Quand Machiavel évoque un "désir d’être", ou quand toi-même évoque un désir de choses spirituelles, vous employez le déverbal du verbe désirer.
Or, ce verbe dérive du verbe latin desiderare, qui signifie "regretter l’absence de quelqu’un ou de quelque chose".
C’est-à-dire que ce regret de cette chose que je n’ai pas produit en moi un manque qui m’incline à rechercher d’avoir cette chose.

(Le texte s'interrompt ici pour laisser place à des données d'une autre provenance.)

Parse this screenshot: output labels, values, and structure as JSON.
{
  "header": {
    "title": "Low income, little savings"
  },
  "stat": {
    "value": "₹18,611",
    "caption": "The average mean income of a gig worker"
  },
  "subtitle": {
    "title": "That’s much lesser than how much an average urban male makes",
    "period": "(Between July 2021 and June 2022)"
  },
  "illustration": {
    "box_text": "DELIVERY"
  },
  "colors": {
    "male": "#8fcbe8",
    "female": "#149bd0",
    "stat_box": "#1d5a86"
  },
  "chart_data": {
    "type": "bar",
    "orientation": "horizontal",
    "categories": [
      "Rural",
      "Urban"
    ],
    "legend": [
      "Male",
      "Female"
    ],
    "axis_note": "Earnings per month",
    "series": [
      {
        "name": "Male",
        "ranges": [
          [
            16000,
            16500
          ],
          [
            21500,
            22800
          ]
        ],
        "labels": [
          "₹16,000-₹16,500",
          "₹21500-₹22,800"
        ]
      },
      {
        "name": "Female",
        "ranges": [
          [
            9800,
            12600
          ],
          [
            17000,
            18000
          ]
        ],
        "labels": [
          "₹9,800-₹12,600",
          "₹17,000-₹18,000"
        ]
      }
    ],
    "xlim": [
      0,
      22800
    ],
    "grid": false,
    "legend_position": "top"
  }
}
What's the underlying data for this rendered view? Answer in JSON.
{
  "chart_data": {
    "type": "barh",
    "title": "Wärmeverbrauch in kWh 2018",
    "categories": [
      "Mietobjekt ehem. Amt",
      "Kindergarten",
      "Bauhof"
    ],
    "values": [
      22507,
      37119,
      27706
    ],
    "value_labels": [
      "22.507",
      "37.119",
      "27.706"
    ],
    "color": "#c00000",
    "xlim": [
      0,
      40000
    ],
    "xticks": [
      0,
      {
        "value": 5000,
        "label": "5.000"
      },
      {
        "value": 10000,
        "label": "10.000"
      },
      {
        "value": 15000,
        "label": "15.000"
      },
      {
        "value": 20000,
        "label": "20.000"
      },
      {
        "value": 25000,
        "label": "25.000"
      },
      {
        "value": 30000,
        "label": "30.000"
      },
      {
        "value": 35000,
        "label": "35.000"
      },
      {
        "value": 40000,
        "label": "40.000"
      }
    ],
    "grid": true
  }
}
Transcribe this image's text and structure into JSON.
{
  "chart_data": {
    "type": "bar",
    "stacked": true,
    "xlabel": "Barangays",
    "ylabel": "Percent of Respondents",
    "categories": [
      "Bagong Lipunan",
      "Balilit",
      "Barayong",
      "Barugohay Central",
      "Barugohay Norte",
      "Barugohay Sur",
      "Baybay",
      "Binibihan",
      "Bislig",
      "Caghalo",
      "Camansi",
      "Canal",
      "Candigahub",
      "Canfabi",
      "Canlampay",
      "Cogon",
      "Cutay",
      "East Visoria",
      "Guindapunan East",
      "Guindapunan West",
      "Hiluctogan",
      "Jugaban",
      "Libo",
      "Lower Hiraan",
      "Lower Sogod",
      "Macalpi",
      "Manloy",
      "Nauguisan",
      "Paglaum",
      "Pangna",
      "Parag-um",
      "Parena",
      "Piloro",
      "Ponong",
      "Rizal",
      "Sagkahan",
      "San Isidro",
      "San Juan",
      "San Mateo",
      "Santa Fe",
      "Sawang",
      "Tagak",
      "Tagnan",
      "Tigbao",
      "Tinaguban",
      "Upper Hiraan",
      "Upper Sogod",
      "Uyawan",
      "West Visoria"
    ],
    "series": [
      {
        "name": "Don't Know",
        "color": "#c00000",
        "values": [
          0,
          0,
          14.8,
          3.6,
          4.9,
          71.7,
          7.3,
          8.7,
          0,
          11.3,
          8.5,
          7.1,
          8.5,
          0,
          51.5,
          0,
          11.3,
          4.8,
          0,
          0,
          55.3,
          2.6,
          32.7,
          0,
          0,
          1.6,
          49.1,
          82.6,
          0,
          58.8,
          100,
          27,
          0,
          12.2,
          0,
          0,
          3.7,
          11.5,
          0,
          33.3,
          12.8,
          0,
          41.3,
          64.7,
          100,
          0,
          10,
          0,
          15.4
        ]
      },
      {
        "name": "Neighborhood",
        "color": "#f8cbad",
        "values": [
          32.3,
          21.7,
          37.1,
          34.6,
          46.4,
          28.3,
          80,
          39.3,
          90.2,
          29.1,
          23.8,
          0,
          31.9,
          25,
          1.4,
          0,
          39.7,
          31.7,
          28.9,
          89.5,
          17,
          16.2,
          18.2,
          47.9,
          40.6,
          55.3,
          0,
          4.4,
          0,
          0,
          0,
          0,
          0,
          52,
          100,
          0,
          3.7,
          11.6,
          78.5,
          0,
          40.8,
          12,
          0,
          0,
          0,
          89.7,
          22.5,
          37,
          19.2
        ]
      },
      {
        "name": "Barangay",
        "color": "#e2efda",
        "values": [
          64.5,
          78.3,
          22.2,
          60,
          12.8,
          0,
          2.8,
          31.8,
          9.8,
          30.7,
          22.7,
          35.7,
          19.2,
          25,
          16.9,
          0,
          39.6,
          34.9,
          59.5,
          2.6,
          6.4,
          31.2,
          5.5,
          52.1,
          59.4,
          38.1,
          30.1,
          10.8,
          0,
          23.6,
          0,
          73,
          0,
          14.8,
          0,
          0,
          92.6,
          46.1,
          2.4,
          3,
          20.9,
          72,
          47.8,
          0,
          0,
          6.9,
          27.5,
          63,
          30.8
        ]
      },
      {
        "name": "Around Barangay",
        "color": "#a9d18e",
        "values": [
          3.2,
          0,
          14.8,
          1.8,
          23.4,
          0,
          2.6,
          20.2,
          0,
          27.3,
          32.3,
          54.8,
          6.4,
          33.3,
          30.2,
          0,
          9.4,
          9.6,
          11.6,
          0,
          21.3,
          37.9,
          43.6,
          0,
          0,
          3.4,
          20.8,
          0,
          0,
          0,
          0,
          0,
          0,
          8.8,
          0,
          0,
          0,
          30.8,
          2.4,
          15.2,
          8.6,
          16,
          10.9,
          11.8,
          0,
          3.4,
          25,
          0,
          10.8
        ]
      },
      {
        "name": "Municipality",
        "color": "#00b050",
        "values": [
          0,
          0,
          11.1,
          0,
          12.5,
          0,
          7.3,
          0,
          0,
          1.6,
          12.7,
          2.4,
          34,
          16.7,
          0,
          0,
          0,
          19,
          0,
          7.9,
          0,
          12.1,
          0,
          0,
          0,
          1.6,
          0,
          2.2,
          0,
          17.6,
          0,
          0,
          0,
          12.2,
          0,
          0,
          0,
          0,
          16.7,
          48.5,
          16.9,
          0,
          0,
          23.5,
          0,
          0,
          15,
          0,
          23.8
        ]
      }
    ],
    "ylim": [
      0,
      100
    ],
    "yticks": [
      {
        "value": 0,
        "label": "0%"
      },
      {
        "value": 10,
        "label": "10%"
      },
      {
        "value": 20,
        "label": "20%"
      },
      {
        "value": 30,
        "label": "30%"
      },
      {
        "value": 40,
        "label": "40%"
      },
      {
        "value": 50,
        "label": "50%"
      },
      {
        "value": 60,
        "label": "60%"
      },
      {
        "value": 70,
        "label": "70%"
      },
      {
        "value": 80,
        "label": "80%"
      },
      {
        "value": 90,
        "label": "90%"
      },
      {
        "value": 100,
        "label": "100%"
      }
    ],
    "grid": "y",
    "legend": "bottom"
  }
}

C’est-à-dire que désirer est la passion d’une chose que je n’ai pas qui m’incite à agir pour l’avoir.
Mais je suis tout-à-fait d’accord au sujet du détachement.
Personnellement, je n’estime pas que le désir soit le principe ultime des actes de l’homme.
J’estime que c’est la volonté en général ;
Que le désir en est le versant passionnel ;
Que le devoir en est le versant rationnel ;
Sans surprise, le verbe devoir vient du latin dehabere... qui est l’action contraire d’avoir.
Nous avons donc un devoir d’être, sans quoi nous nous perdons nous-même.
(Notez l’astuce du crédit à la consommation, qui nous vend la satisfaction d’un désir à court terme en échange de devoirs à long terme...).
Je mets bien le devoir avant le désir, sans ambiguïté (en théorie du moins...)
Pour la concupiscence spirituelle, il me semble que celle-ci découle plutôt de l’orgueil et de l’amour excessif de soi. Il suffit de comprendre que chacune de nos qualités vient directement de la grâce de Dieu, que c’est une grande chance de les avoir, de l’en remercier abondamment. Alors on peut avoir toutes les qualités possibles, y compris l’humilité, ceci sans concupiscence.